Yontulmamış herifler bütün sokaklara serpiştirilmiş adeta. Tutulması gerekilen eller seçilmiyor içlerinden. Uçurum her caddenin köşe başısı olmuş… biricik… mıknatıs olmak zorunda kalan çocuk ve devamı gelmeyen mektuplar. Hürriyet naraları atıp, aslında hiç başaramadığı yada kanıtlayamadığı albenisiz ama kendisi için bir hava atma makinesi olmuş tartaklı yalanlarla doldurup, düşmemek için muhteşem engellermiş gibi yaylı yastıklarla doldurdu yine etrafını. Tekrar dönüp bakmasına gerek kalmadan aynısından bir tane daha aldı ve boşluksuz boşluklarına tıkıştırıverdi. Yutkunmak zordur aslında ağlarken, sen yutkundukça ben ağlayamaz oluyorum. Bazen kinin yumuşaması mümkün değildir bütün yumuşatıcılara rağmen. Yokmuş gibi davranmak yada bilerek ıskalamak mümkün olmalı beklide… Zırtapozluğa gerek kalmadan saçmalama kurşunlarıyla bilahare ilgilenmem gerekiyor. Üçüncü şahısların hepsini BEN olmaya razı oluyorsun.
Birleştirilmiş vakumlu tüpler gibi hafızandan silinmesi için tekrar hatırlamaya çalışma çelişkisiyle portatif oyuncakları birleştirebilirsin rüyalarında. Uykusuzluğa teslim, numaradan sergilenen bütün saygısızlıklar boy boy afiş olmuş yaşam mekanı denilen evin pencerelerine.
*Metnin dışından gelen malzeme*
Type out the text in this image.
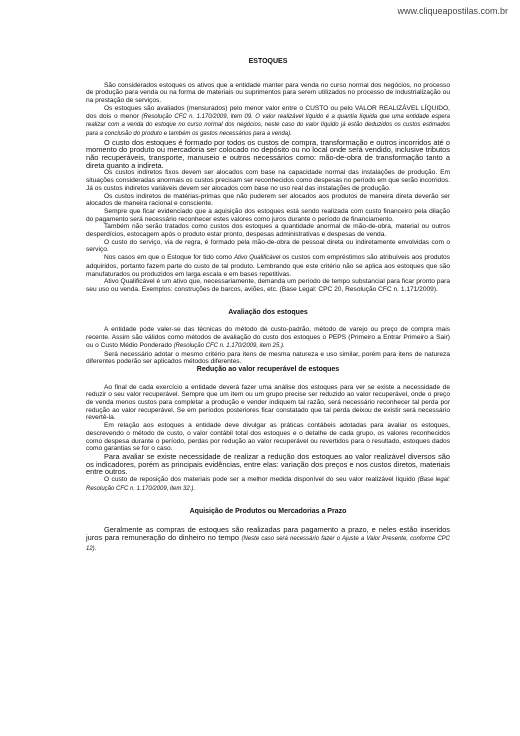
www.cliqueapostilas.com.br
ESTOQUES

São considerados estoques os ativos que a entidade manter para venda no curso normal dos negócios, no processo de produção para venda ou na forma de materiais ou suprimentos para serem utilizados no processo de industrialização ou na prestação de serviços.

Os estoques são avaliados (mensurados) pelo menor valor entre o CUSTO ou pelo VALOR REALIZÁVEL LÍQUIDO, dos dois o menor (Resolução CFC n. 1.170/2009, item 09. O valor realizável líquido é a quantia líquida que uma entidade espera realizar com a venda do estoque no curso normal dos negócios, neste caso do valor líquido já estão deduzidos os custos estimados para a conclusão do produto e também os gastos necessários para a venda).

O custo dos estoques é formado por todos os custos de compra, transformação e outros incorridos até o momento do produto ou mercadoria ser colocado no depósito ou no local onde será vendido, inclusive tributos não recuperáveis, transporte, manuseio e outros necessários como: mão-de-obra de transformação tanto a direta quanto a indireta.

Os custos indiretos fixos devem ser alocados com base na capacidade normal das instalações de produção. Em situações consideradas anormais os custos precisam ser reconhecidos como despesas no período em que serão incorridos. Já os custos indiretos variáveis devem ser alocados com base no uso real das instalações de produção.

Os custos indiretos de matérias-primas que não puderem ser alocados aos produtos de maneira direta deverão ser alocados de maneira racional e consciente.

Sempre que ficar evidenciado que a aquisição dos estoques está sendo realizada com custo financeiro pela dilação do pagamento será necessário reconhecer estes valores como juros durante o período de financiamento.

Também não serão tratados como custos dos estoques a quantidade anormal de mão-de-obra, material ou outros desperdícios, estocagem após o produto estar pronto, despesas administrativas e despesas de venda.

O custo do serviço, via de regra, é formado pela mão-de-obra de pessoal direta ou indiretamente envolvidas com o serviço.

Nos casos em que o Estoque for tido como Ativo Qualificável os custos com empréstimos são atribuíveis aos produtos adquiridos, portanto fazem parte do custo de tal produto. Lembrando que este critério não se aplica aos estoques que são manufaturados ou produzidos em larga escala e em bases repetitivas.

Ativo Qualificável é um ativo que, necessariamente, demanda um período de tempo substancial para ficar pronto para seu uso ou venda. Exemplos: construções de barcos, aviões, etc. (Base Legal: CPC 20, Resolução CFC n. 1.171/2009).

Avaliação dos estoques

A entidade pode valer-se das técnicas do método de custo-padrão, método de varejo ou preço de compra mais recente. Assim são válidos como métodos de avaliação do custo dos estoques o PEPS (Primeiro a Entrar Primeiro a Sair) ou o Custo Médio Ponderado (Resolução CFC n. 1.170/2009, item 25.).

Será necessário adotar o mesmo critério para itens de mesma natureza e uso similar, porém para itens de natureza diferentes poderão ser aplicados métodos diferentes.

Redução ao valor recuperável de estoques

Ao final de cada exercício a entidade deverá fazer uma análise dos estoques para ver se existe a necessidade de reduzir o seu valor recuperável. Sempre que um item ou um grupo precise ser reduzido ao valor recuperável, onde o preço de venda menos custos para completar a produção e vender indiquem tal razão, será necessário reconhecer tal perda por redução ao valor recuperável. Se em períodos posteriores ficar constatado que tal perda deixou de existir será necessário revertê-la.

Em relação aos estoques a entidade deve divulgar as práticas contábeis adotadas para avaliar os estoques, descrevendo o método de custo, o valor contábil total dos estoques e o detalhe de cada grupo, os valores reconhecidos como despesa durante o período, perdas por redução ao valor recuperável ou revertidos para o resultado, estoques dados como garantias se for o caso.

Para avaliar se existe necessidade de realizar a redução dos estoques ao valor realizável diversos são os indicadores, porém as principais evidências, entre elas: variação dos preços e nos custos diretos, materiais entre outros.

O custo de reposição dos materiais pode ser a melhor medida disponível do seu valor realizável líquido (Base legal: Resolução CFC n. 1.170/2009, item 32.).

Aquisição de Produtos ou Mercadorias a Prazo

Geralmente as compras de estoques são realizadas para pagamento a prazo, e neles estão inseridos juros para remuneração do dinheiro no tempo (Neste caso será necessário fazer o Ajuste a Valor Presente, conforme CPC 12).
Sevemiyor yada sevdiğini itiraf edemiyor, sırılsıklam yalan yağıyor uçsuz bucaksız bu huzursuzluk şehrine, bir varmış birdaha da var olmamış hikayeciklere küçük kahramanlar olmaktan başka hiçbir işe yaramazmış zaten salıncak gitgelleri. Değerli olan nede çabuk harcanıp değersiz sevdalısı bir mahalle bekçisi görevini almak bu kadar gerekli mi gerçekten. Minyatür kelepçeler kimi kime mıhlıyor merak etmemek elde değil.
Bilinçsiz kararların esaretimi bu dekleranşörü harekete geçiren. Yumulup gitmek bazen sadece hissetmek mi tüm ömür boyu hayatımdasın yalanını söyleten. Bilinçsizce kılık değiştirip olduğun yere saplanıp kalmana devam etmek…. Bilmiyorum, gerçekten yavru meselesi mi bunu bu kadar çözümsüz hale getiren. Ölüm sadece soğuk gözyaşlarını ısıtsın diye mi var?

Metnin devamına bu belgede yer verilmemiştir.